From The World by Jennifer Chang

Atsuko Fujii Tomoshibi in White Egg Tempera on Board 36 x 30 cm.

On clear winter nights, with their stippled stars I think of Mary Oliver’s poem Starlings in Winter.

Quiet, awestruck by nature:

Chunky and noisy,
but with stars in their black feathers,
they spring from the telephone wire
and instantly
they are acrobats
in the freezing wind.
And now, in the theatre of air,
they swing over buildings,
dipping and rising;
they float like one stippled star
that opens,
becomes for a moment fragmented,
then closes again;
and you watch
and you try
but you simply can’t imagine
how they do it
with no articulated instruction, no pause,
only the silent confirmation
that they are this notable thing,
this wheel of many parts, that can rise and spin
over and over again,
full of gorgeous life.
Ah, world, what lessons you prepare for us,
even in the leafless winter,
even in the ashy city.
I am thinking now
of grief, and of getting past it;
I feel my boots
trying to leave the ground,
I feel my heart
pumping hard. I want
to think again of dangerous and noble things.
I want to be light and frolicsome.
I want to be improbable beautiful and afraid of nothing,
as though I had wings.

Atsuko Fujii Sagi Egg Tempera on Board 30 x 24 cm.

And finally……


Andrew Crocker All is not Everything Oil on Board 78 x 61 cm.

Yes, the newspapers were right: snow was general all over Ireland. It was falling on every part of the dark central plain, on the treeless hills, falling softly upon the Bog of Allen and, farther westward, softly falling into the dark mutinous Shannon waves. It was falling, too, upon every part of the lonely churchyard on the hill where Michael Furey lay buried. It lay drifted on the crooked crosses and headstones, on the spears of the little gate, on the barren thorns. His soul swooned slowly as he heard the snow falling faintly through the universe and faintly falling, like the descent of their last end, upon all the living and the dead.

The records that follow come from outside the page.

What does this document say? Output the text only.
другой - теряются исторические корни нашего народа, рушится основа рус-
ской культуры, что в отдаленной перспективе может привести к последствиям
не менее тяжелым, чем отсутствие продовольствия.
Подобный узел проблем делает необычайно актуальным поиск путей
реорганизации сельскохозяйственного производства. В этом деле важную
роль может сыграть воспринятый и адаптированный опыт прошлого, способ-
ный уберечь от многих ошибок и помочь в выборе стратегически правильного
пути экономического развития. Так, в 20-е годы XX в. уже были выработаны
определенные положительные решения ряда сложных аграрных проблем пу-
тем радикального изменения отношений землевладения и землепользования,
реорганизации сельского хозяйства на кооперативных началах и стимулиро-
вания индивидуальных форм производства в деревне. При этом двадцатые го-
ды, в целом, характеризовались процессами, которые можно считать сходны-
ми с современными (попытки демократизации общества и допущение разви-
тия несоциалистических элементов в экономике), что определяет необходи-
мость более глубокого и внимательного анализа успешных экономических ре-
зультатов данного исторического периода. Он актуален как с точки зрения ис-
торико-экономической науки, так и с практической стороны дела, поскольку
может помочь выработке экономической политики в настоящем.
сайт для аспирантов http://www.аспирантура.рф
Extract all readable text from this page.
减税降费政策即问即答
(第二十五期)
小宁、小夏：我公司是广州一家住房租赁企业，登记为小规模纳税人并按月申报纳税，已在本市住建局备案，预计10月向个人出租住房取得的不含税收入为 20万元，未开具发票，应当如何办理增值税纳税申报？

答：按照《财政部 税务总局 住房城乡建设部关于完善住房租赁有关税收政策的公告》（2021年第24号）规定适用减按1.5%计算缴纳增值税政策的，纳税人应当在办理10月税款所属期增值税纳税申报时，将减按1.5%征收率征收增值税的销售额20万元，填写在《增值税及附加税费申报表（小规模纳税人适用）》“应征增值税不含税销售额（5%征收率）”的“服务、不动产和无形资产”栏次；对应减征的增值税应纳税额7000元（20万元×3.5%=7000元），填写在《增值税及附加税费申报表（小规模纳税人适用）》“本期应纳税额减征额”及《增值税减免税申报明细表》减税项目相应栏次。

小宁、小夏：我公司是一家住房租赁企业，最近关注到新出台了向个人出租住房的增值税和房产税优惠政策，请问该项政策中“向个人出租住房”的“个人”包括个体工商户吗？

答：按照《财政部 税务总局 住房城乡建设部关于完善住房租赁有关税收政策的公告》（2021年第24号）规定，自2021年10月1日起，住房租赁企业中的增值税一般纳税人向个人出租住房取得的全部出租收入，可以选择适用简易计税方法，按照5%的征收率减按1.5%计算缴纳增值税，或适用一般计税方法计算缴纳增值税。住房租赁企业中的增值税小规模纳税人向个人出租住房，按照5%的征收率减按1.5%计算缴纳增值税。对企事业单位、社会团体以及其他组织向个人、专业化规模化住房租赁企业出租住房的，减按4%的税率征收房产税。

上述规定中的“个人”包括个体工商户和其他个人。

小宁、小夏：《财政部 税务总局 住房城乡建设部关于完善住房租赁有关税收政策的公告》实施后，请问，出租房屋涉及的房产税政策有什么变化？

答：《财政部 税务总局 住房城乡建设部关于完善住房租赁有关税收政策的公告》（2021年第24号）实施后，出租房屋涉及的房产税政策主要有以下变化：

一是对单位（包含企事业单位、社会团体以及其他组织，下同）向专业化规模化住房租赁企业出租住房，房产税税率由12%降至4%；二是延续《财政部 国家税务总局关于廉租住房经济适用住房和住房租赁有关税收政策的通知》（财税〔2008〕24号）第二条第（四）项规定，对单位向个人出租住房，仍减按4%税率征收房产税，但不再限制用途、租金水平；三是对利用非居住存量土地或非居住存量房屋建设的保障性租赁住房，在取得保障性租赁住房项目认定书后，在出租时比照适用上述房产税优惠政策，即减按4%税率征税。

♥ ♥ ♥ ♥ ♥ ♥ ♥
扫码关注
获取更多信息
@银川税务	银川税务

-from James Joyce The Dead

We hope to be going to London Art Fair in mid January, where we will have new work by Andrew Crocker, Nathan Ford, Helen Simmonds, Anna Gillespie, Akiko Hirai, plus some selected pieces by Paul Mount.
In late February we will have the latest collection from Adam Buick and paintings by Stewart Edmondson. New Sculptures by Anna Gillespie will be on show later in spring, plus paintings by Harriet Porter.
We have a lot to look forward to !!

Thank you for reading, for getting in contact, for visiting and supporting the gallery during 2021. I am very grateful for all of it.